A senior figure at the National Institute for Health and Care Excellence has suggested NHS England scrapped its work on safe staffing guidance because it ‘didn’t like the answer to the question’.

  • NICE clinical director indicates NHS England “didn’t like answer” on safe staffing
  • However, he said the guidance NICE was producing “probably shouldn’t have any traction”

The comments by Mark Baker, director of the centre for clinical practice at NICE, at the Patient Safety Congress in Birmingham yesterday, have come after a decision by NHS England chief executive Simon Stevens last month to suspend NICE’s work on safe nurse staffing levels. The work had been a recommendation of the Francis report into failures at Stafford Hospital.

Mark Baker

Mark Baker said the NHS ‘has survived for most of its history by taking risks and not getting found out’

The decision has provoked widespread criticism from nursing unions and nursing workforce experts.

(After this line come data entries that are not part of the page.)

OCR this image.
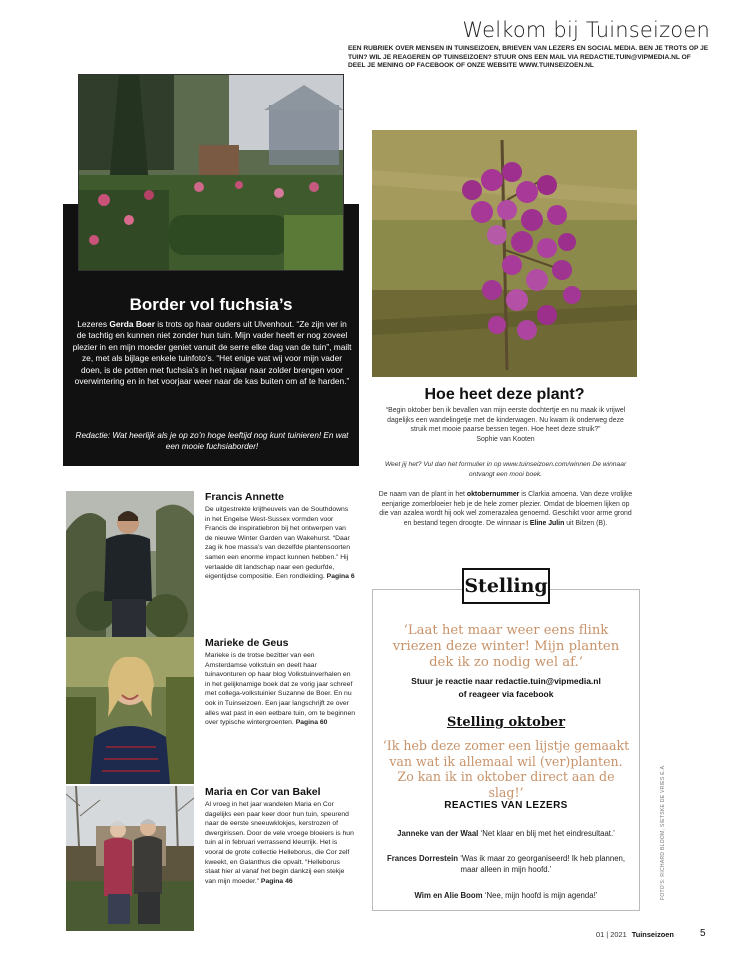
Welkom bij Tuinseizoen
EEN RUBRIEK OVER MENSEN IN TUINSEIZOEN, BRIEVEN VAN LEZERS EN SOCIAL MEDIA. BEN JE TROTS OP JE TUIN? WIL JE REAGEREN OP TUINSEIZOEN? STUUR ONS EEN MAIL VIA REDACTIE.TUIN@VIPMEDIA.NL OF DEEL JE MENING OP FACEBOOK OF ONZE WEBSITE WWW.TUINSEIZOEN.NL
Border vol fuchsia’s
Lezeres Gerda Boer is trots op haar ouders uit Ulvenhout. “Ze zijn ver in de tachtig en kunnen niet zonder hun tuin. Mijn vader heeft er nog zoveel plezier in en mijn moeder geniet vanuit de serre elke dag van de tuin”, mailt ze, met als bijlage enkele tuinfoto’s. “Het enige wat wij voor mijn vader doen, is de potten met fuchsia’s in het najaar naar zolder brengen voor overwintering en in het voorjaar weer naar de kas buiten om af te harden.”
Redactie: Wat heerlijk als je op zo’n hoge leeftijd nog kunt tuinieren! En wat een mooie fuchsiaborder!
Hoe heet deze plant?
“Begin oktober ben ik bevallen van mijn eerste dochtertje en nu maak ik vrijwel dagelijks een wandelingetje met de kinderwagen. Nu kwam ik onderweg deze struik met mooie paarse bessen tegen. Hoe heet deze struik?”
Sophie van Kooten
Weet jij het? Vul dan het formulier in op www.tuinseizoen.com/winnen De winnaar ontvangt een mooi boek.
De naam van de plant in het oktobernummer is Clarkia amoena. Van deze vrolijke eenjarige zomerbloeier heb je de hele zomer plezier. Omdat de bloemen lijken op die van azalea wordt hij ook wel zomerazalea genoemd. Geschikt voor arme grond en bestand tegen droogte. De winnaar is Eline Julin uit Bilzen (B).
Francis Annette
De uitgestrekte krijtheuvels van de Southdowns in het Engelse West-Sussex vormden voor Francis de inspiratiebron bij het ontwerpen van de nieuwe Winter Garden van Wakehurst. “Daar zag ik hoe massa’s van dezelfde plantensoorten samen een enorme impact kunnen hebben.” Hij vertaalde dit landschap naar een gedurfde, eigentijdse compositie. Een rondleiding. Pagina 6
Marieke de Geus
Marieke is de trotse bezitter van een Amsterdamse volkstuin en deelt haar tuinavonturen op haar blog Volkstuinverhalen en in het gelijknamige boek dat ze vorig jaar schreef met collega-volkstuinier Suzanne de Boer. En nu ook in Tuinseizoen. Een jaar langschrijft ze over alles wat past in een eetbare tuin, om te beginnen over typische wintergroenten. Pagina 60
Maria en Cor van Bakel
Al vroeg in het jaar wandelen Maria en Cor dagelijks een paar keer door hun tuin, speurend naar de eerste sneeuwklokjes, kerstrozen of dwergirissen. Door de vele vroege bloeiers is hun tuin al in februari verrassend kleurrijk. Het is vooral de grote collectie Helleborus, die Cor zelf kweekt, en Galanthus die opvalt. “Helleborus staat hier al vanaf het begin dankzij een stekje van mijn moeder.” Pagina 46
Stelling
‘Laat het maar weer eens flink vriezen deze winter! Mijn planten dek ik zo nodig wel af.’
Stuur je reactie naar redactie.tuin@vipmedia.nl
of reageer via facebook
Stelling oktober
‘Ik heb deze zomer een lijstje gemaakt van wat ik allemaal wil (ver)planten. Zo kan ik in oktober direct aan de slag!’
REACTIES VAN LEZERS
Janneke van der Waal ‘Net klaar en blij met het eindresultaat.’
Frances Dorrestein ‘Was ik maar zo georganiseerd! Ik heb plannen, maar alleen in mijn hoofd.’
Wim en Alie Boom ‘Nee, mijn hoofd is mijn agenda!’	FOTO’S: RICHARD BLOOM, SIETSKE DE VRIES E.A.
01 | 2021 Tuinseizoen	5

NICE guidance on accident and emergency nurse staffing has been completed but is now not expected to be published.

Professor Baker said NICE was not going to carry on its work on safe staffing independently of NHS England. He said: “We’re not going to do that because the body that commissions it said they don’t want it.

“I think the reason they don’t want it is if you don’t like the answer to the question, you don’t ask the question. In a way the underlying problem is that the NHS has survived for most of its history by taking risks and not getting found out.

“If you eliminate the chance of being found out it then it becomes an unmanageable system.”

However, Professor Baker, a former chief executive of Bradford Teaching Hospitals Foundation Trust, also said that specific staffing levels guidance “may well work for general acute wards”. He raised serious concerns over extending it to other areas and suggested Sir Robert Francis had been wrong to limit the scope of his recommendation for guidance to qualified nurses.

He said: “So we were asked the wrong question in the first place. Robert Francis probably made the wrong recommendation certainly about restricting the staffing to nursing.”

He added that, having been told to stop, NICE was “quite relieved not to have to produce guidance which had no traction within NICE and probably shouldn’t have any in the NHS”.

Professor Baker added: “There are guidance issues about staffing which do need to be addressed but they are clearly not going to be in the immediate future.”

NHS England has said it will continue work on developing safe staffing levels in the NHS and will continue to commission evidence and produce advice for providers but that work needed to include other roles alongside nurses.

A NICE spokeswoman, in a statement after the session, said: “Our clinical practice director… was asked if NICE would be continuing its work on safe staffing. He told the audience that NICE will no longer develop guidelines in this area. However, making sure that hospitals and community services are safely staffed remains an important priority for the NHS. The guidance that NICE has already published on safe staffing levels in adult acute wards and in maternity settings was widely welcomed and will continue to be used.

“NHS England now has to decide how best to review the approach to setting safe staffing levels and whether or not to take forward the work that NICE has already done for accident end emergency departments and mental health and community settings. This review will form part of its wider programme of work to help the NHS deal with the challenges it is facing over the next few years. It is no easy task to develop guidelines on the safe staffing of hospital wards and other healthcare services due to a lack of evidence in this area, but we stand ready to support NHS England’s work using the experience we have gained over the last two years.”